Na semana em que foi aprovado o novo arcabouço fiscal, o ex-secretário da Fazenda do RS, Aod Cunha traçou à coluna algumas percepções e cuidados que identifica na atual gestão do país. Quando a regra válida era o superávit primário (resultado positivo de todas as receitas e despesas do governo, excetuando gastos com pagamento de juros) ele conduziu o Rio Grande do Sul para três anos consecutivos de saldo positivo (2007, 2008 e 2009), algo que não acontecia desde 1998. Depois dele, novo superávit só ocorreria por aqui em 2021, já na gestão de Eduardo Leite.
Qual a avaliação sobre a gestão fiscal?
São dois ângulos. O primeiro: o país apresenta, há muito tempo, uma tendência de expansão do gasto público em relação ao Produto Interno Bruto (PIB). O segundo é a dificuldade de manter um equilíbrio fiscal. É preciso aprender a controlar o gasto público e perceber que aumentar os gastos não é sinônimo de melhoria para investimentos. A classe política crê que com mais dinheiro atende melhor às demandas. Mas há limites para isso, o Brasil é um país de renda média e o gasto público cresce acentuadamente. Do outro lado da moeda está o fato de que sem condições de financiamento suficiente na arrecadação pública para cobrir essa expansão cria-se outro problema que é o aumento do débito, vinculado com uma trajetória de dívida pública que sai do controle e pressiona as taxas de juro.
E o arcabouço?
Antes dele, o teto de gastos foi uma tentativa de disciplinar a Lei de Responsabilidade fiscal, que sozinha acabou por se demonstrar frágil, por falta de um mecanismo de equilíbrio para colocar freio no gasto público. Quando bateu no teto se resolveu criar um novo mecanismo que deu mais flexibilidade, mas, ao menos, tenta mostrar alguma linha de ação para evitar o descontrole. Só que isso depende do aumento da arrecadação.

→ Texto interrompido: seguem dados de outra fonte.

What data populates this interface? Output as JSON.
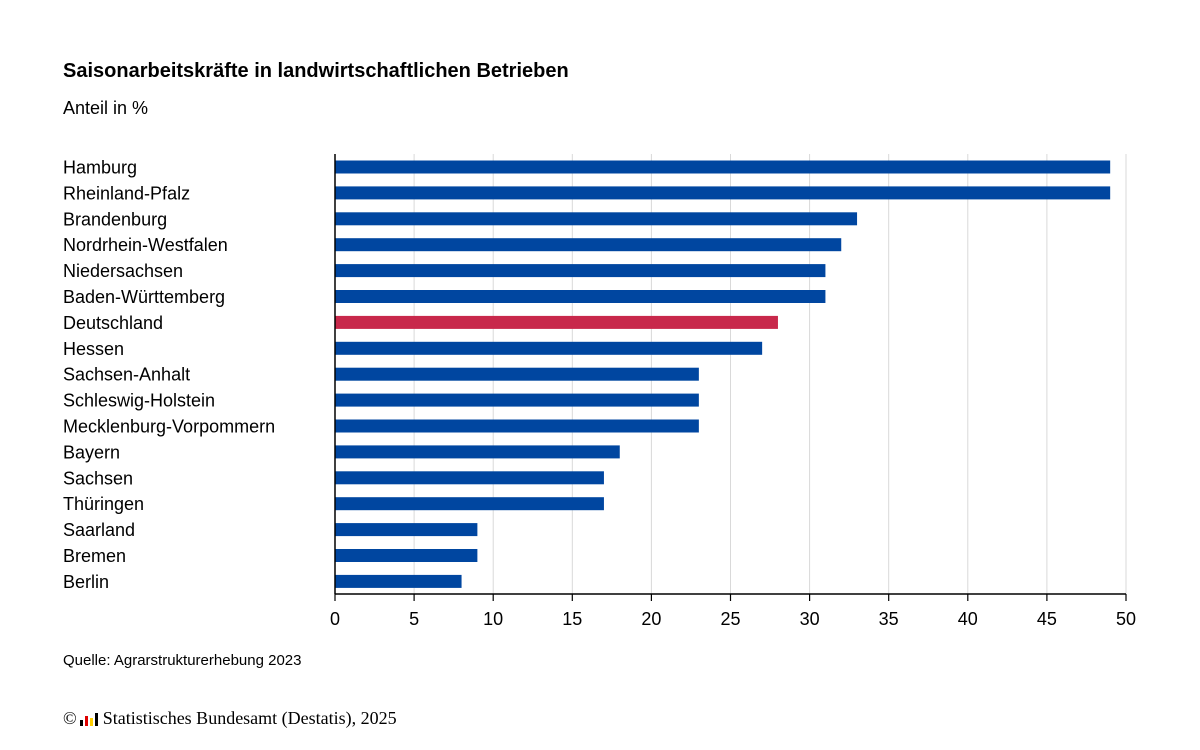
{
  "title": "Saisonarbeitskräfte in landwirtschaftlichen Betrieben",
  "subtitle": "Anteil in %",
  "source": "Quelle: Agrarstrukturerhebung 2023",
  "copyright": {
    "symbol": "©",
    "text": "Statistisches Bundesamt (Destatis), 2025",
    "logo_icon": "destatis-logo-icon"
  },
  "colors": {
    "bar": "#0046a0",
    "highlight": "#c8284b",
    "grid": "#d9d9d9",
    "axis": "#000000"
  },
  "chart_data": {
    "type": "bar",
    "orientation": "horizontal",
    "categories": [
      "Hamburg",
      "Rheinland-Pfalz",
      "Brandenburg",
      "Nordrhein-Westfalen",
      "Niedersachsen",
      "Baden-Württemberg",
      "Deutschland",
      "Hessen",
      "Sachsen-Anhalt",
      "Schleswig-Holstein",
      "Mecklenburg-Vorpommern",
      "Bayern",
      "Sachsen",
      "Thüringen",
      "Saarland",
      "Bremen",
      "Berlin"
    ],
    "values": [
      49,
      49,
      33,
      32,
      31,
      31,
      28,
      27,
      23,
      23,
      23,
      18,
      17,
      17,
      9,
      9,
      8
    ],
    "highlight_category": "Deutschland",
    "xlim": [
      0,
      50
    ],
    "xticks": [
      "0",
      "5",
      "10",
      "15",
      "20",
      "25",
      "30",
      "35",
      "40",
      "45",
      "50"
    ],
    "grid": true,
    "legend": "none"
  }
}
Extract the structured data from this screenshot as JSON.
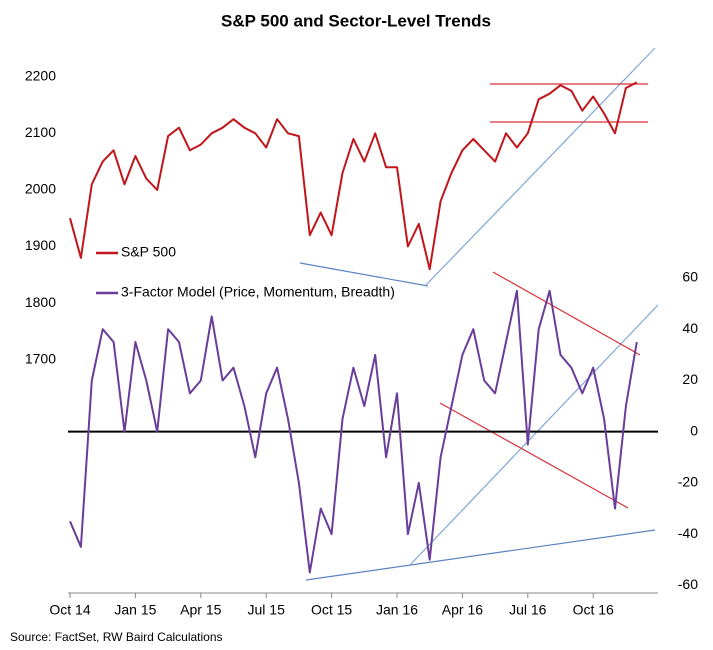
{
  "chart_data": {
    "type": "line",
    "title": "S&P 500 and Sector-Level Trends",
    "source": "Source: FactSet, RW Baird Calculations",
    "categories": [
      "Oct 14",
      null,
      null,
      null,
      null,
      null,
      "Jan 15",
      null,
      null,
      null,
      null,
      null,
      "Apr 15",
      null,
      null,
      null,
      null,
      null,
      "Jul 15",
      null,
      null,
      null,
      null,
      null,
      "Oct 15",
      null,
      null,
      null,
      null,
      null,
      "Jan 16",
      null,
      null,
      null,
      null,
      null,
      "Apr 16",
      null,
      null,
      null,
      null,
      null,
      "Jul 16",
      null,
      null,
      null,
      null,
      null,
      "Oct 16",
      null,
      null,
      null,
      null
    ],
    "series": [
      {
        "name": "S&P 500",
        "color": "#c0161b",
        "values": [
          1950,
          1880,
          2010,
          2050,
          2070,
          2010,
          2060,
          2020,
          2000,
          2095,
          2110,
          2070,
          2080,
          2100,
          2110,
          2125,
          2110,
          2100,
          2075,
          2125,
          2100,
          2095,
          1920,
          1960,
          1920,
          2030,
          2090,
          2050,
          2100,
          2040,
          2040,
          1900,
          1940,
          1860,
          1980,
          2030,
          2070,
          2090,
          2070,
          2050,
          2100,
          2075,
          2100,
          2160,
          2170,
          2185,
          2175,
          2140,
          2165,
          2135,
          2100,
          2180,
          2190
        ]
      },
      {
        "name": "3-Factor Model (Price, Momentum, Breadth)",
        "color": "#6a3d9a",
        "axis": "y2",
        "values": [
          -35,
          -45,
          20,
          40,
          35,
          0,
          35,
          20,
          0,
          40,
          35,
          15,
          20,
          45,
          20,
          25,
          10,
          -10,
          15,
          25,
          5,
          -20,
          -55,
          -30,
          -40,
          5,
          25,
          10,
          30,
          -10,
          15,
          -40,
          -20,
          -50,
          -10,
          10,
          30,
          40,
          20,
          15,
          35,
          55,
          -5,
          40,
          55,
          30,
          25,
          15,
          25,
          5,
          -30,
          10,
          35
        ]
      }
    ],
    "ylim": [
      1288,
      2256
    ],
    "yticks": [
      1700,
      1800,
      1900,
      2000,
      2100,
      2200
    ],
    "y2lim": [
      -63,
      151
    ],
    "y2ticks": [
      -60,
      -40,
      -20,
      0,
      20,
      40,
      60
    ],
    "legend": "upper left"
  }
}
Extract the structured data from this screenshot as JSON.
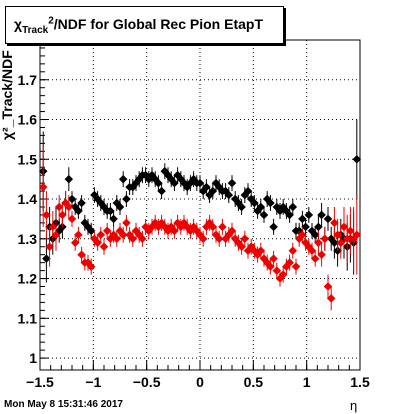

É melhor tê-lo do que não tê-lo, mas continuamos em um modelo permissivo ao crescimento de gastos. Isso exige que o país eleve a carga tributária. Não adianta espernear no momento que carga tributária está aumentando, a mobilização real é sobre o tamanho do gasto público no Brasil e se ele é ou não eficiente, existem métricas para saber como o recurso público é usado e que efeitos ele. Do contrário, vamos sempre ter de propor um aumento de gasto que demandará aumentar a carga para compensar.
Terá efeito positivo para a taxa Selic?
O Banco Central (BC) age bem no processo de desinflação. Os movimentos atuais nos combustíveis são pontuais e os indicadores mostram uma tendência de permanência do IPCA em patamar compatível com uma trajetória de redução gradual de taxa de juro até o final do próximo ano. O que mudaria esse cenário seria uma eventual preocupação do governo com o crescimento mais baixo no ano que vem, o que só melhoraria com reformas que promovam a melhoria no ambiente econômico. O receio é que ao invés de escolher por reformas o governo caia na tentação das políticas de aumento de gastos, utilização de crédito do BNDES, como já vimos no passado. Esse seria o risco de a taxa não continuar em queda em 2024. Nas condições atuais, apesar de incertezas, o nível da inflação permite a continuidade das reduções até o final do ano que vem. O risco é voltar o modelo em que o Estado crê que pode fazer tudo e com gastos excessivos.
O novo PAC não é um aceno para isso?
A leitura que faço é de que foi um conjunto de investimentos que já estava em execução, outro de retomada de obras que foi “empacotado” de uma maneira diferente para que se tivesse uma percepção de mais impacto. o problema, outra vez, é a tentação que precisa ser evitada de acreditar lá na frente que crescimento maior virá de um Estado gastando muito. O Brasil cresce, sistematicamente, menos do que o mundo nas últimas cinco décadas, em diferentes governos. Para melhorar isso, é preciso de qualidade na educação, melhorias nos modelos de infraestrutura, maior abertura econômica, ainda somos muito fechados. É um conjunto de coisas e não depende do gasto direto do setor público. Espero que tenhamos aprendido com o passado a não acreditar que em eventuais desacelerações econômicas por conta de uma produtividade menor pode ser compensada com aumento de gastos públicos, temos provas de que isso não funcionou no passado. E não vai funcionar outra vez.